Arrivent les lois pénales, entourées de bourreaux ; mais on corrige rarement le mal qu'on n'a point su prévoir. Les potences, les échafauds, les roues, les galères, inutiles vengeances ! Les mêmes délits recommencent, parce que la source n'en a pas été fermée : il est en effet de même de ces plaies qui versent toujours un sang corrompu, parce qu'on n'attaque point la masse infectée.

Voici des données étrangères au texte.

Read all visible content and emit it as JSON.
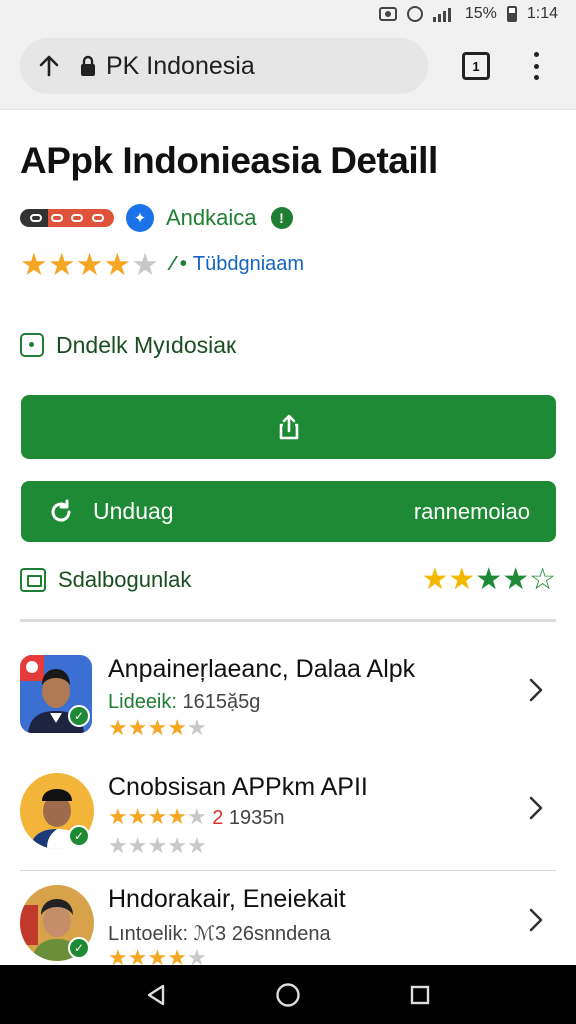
{
  "status_bar": {
    "battery_text": "15%",
    "time": "1:14"
  },
  "browser": {
    "url_text": "PK Indonesia",
    "tab_count": "1"
  },
  "page": {
    "title": "APpk Indonieasia Detaill",
    "developer": "Andkaica",
    "rating": {
      "stars": 4,
      "stat": "⁄ •",
      "category": "Tübdgniaam"
    },
    "download_info": "Dndelk Myıdosiaк",
    "buttons": {
      "primary_icon": "share-icon",
      "secondary_label": "Unduag",
      "secondary_right": "rannemoiao"
    },
    "screenshots_label": "Sdalbogunlak",
    "screenshots_stars": 4
  },
  "list": [
    {
      "title": "Anpaineŗlaeanc, Dalaa Alpk",
      "sub_key": "Lideeik:",
      "sub_value": "1615ặ5g",
      "stars": 4,
      "rank_prefix": ""
    },
    {
      "title": "Cnobsisan APPkm APII",
      "sub_key": "",
      "sub_value": "1935n",
      "stars": 4,
      "rank_prefix": "2"
    },
    {
      "title": "Hndorakair, Eneiekait",
      "sub_key": "Lıntoelik:",
      "sub_value": "ℳ3 26snndena",
      "stars": 4,
      "rank_prefix": ""
    }
  ],
  "colors": {
    "accent_green": "#1e8a36",
    "link_blue": "#1565c0",
    "star_gold": "#f5a623"
  }
}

Plusieurs riches ne sont pas devenus plus humains. L'injuste distribution de la propriété a été maintenue par les lois mêmes et par les supplices. Les coupables ont eu la tentation qui naissait de leur situation : leurs besoins n'ont point changé. Ils auraient été fidèles observateurs des lois, si les lois les eussent protégés en quelque chose ; mais, leurs mains étant vides, la loi les repoussait. La faim d'un côté, de l'autre des peines atroces les tenaient en suspens. Jugez de l'impérieuse et cruelle nécessité, puisqu'ils ont hasardé leur vie. Je ne parle point ici de ces crimes atroces et réfléchis qu'enfantent la vengeance et la trahison, mais de ces crimes hardis qui exigent le partage des biens. C'est la société qui a commencé le mal, parce qu'elle n'a pas assez travaillé pour la subsistance commune, que tous ont droit d'attendre ; et le malheureux qui monte sur l'échafaud me paraît toujours accuser un riche.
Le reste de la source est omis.